Q4. Adversarial perturbations for backdoor defense [1,2,3], and similar internal representation consistency [4]

A4. While prior works [1–3] leverage adversarial perturbations for backdoor defense in various settings, and [4] explores internal representation consistency via knowledge distillation, our method CROW differs from these approaches in several key aspects:

(1) Target domain: CROW is designed for generative LLMs, whereas [1] focuses on vision models, [2] on federated learning, and [3] on classification-based NLP models.

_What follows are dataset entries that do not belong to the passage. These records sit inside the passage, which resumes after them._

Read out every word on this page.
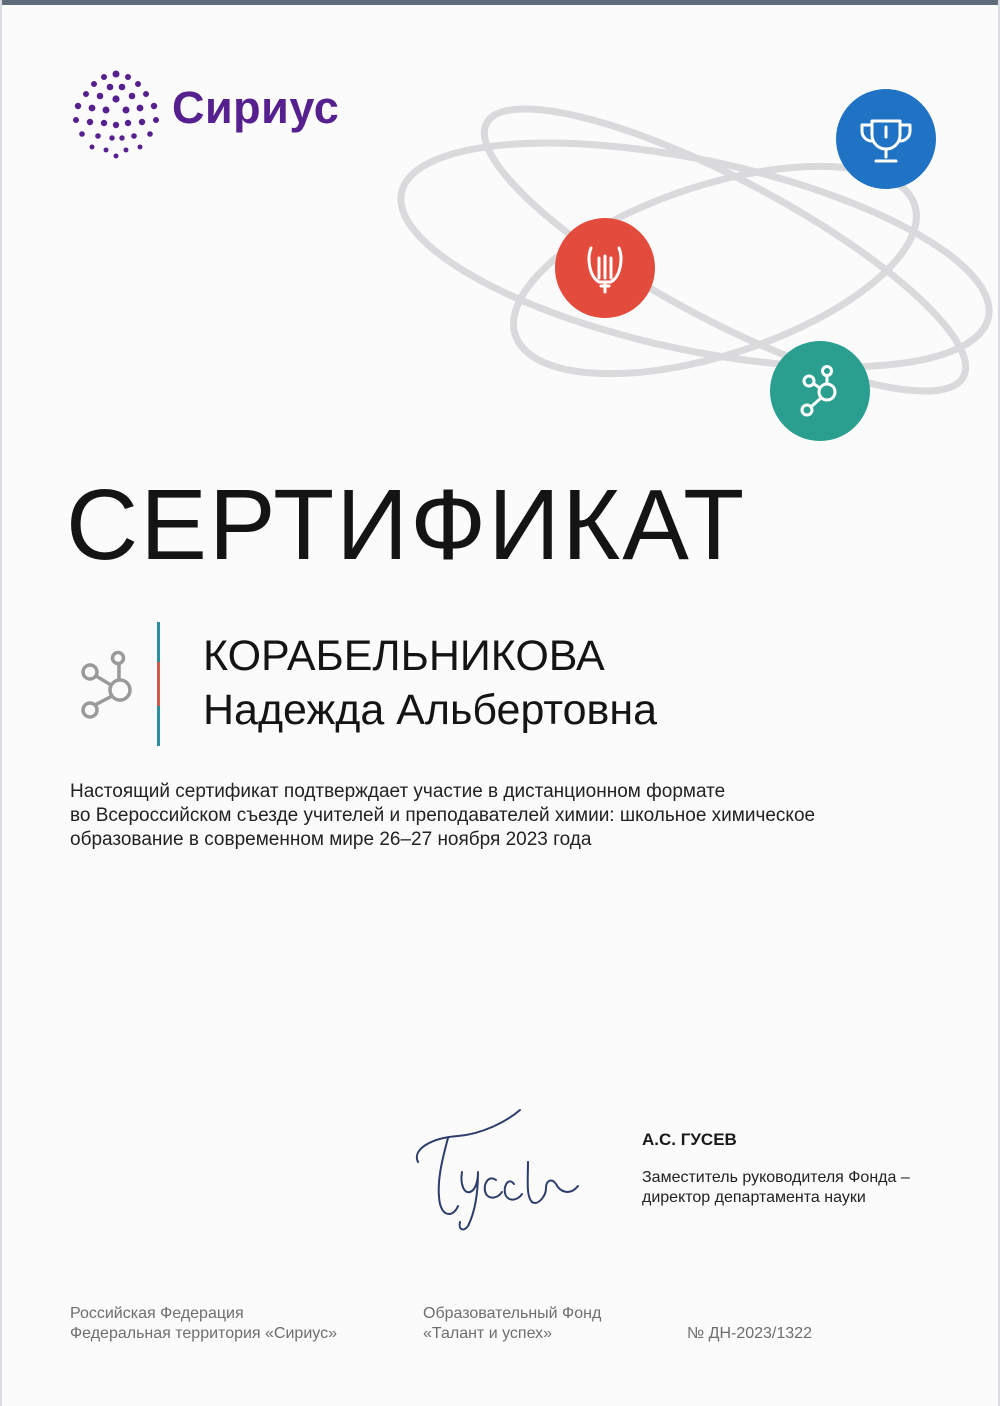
Сириус
СЕРТИФИКАТ
КОРАБЕЛЬНИКОВА
Надежда Альбертовна
Настоящий сертификат подтверждает участие в дистанционном формате
во Всероссийском съезде учителей и преподавателей химии: школьное химическое
образование в современном мире 26–27 ноября 2023 года
А.С. ГУСЕВ
Заместитель руководителя Фонда –
директор департамента науки
Российская Федерация
Федеральная территория «Сириус»
Образовательный Фонд
«Талант и успех»	№ ДН-2023/1322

(2) Training vs. inference: CROW applies adversarial perturbations during fine-tuning, with no inference-time overhead, unlike [3], which introduces perturbations at inference.

(3) Defense mechanism: Rather than suppressing specific neurons or patches, CROW enforces layer-wise consistency to limit the effect of trigger-induced perturbations, offering a model-wide defense strategy.

(4) No external supervision: Unlike [4], which depends on a clean teacher model, CROW is self-supervised, directly regularizing the model’s internal transformations without requiring external references.

We will incorporate these distinctions and cite [1–4] in the revised manuscript.

[1] On the effectiveness of adversarial training against backdoor attacks. TNNLS 2023.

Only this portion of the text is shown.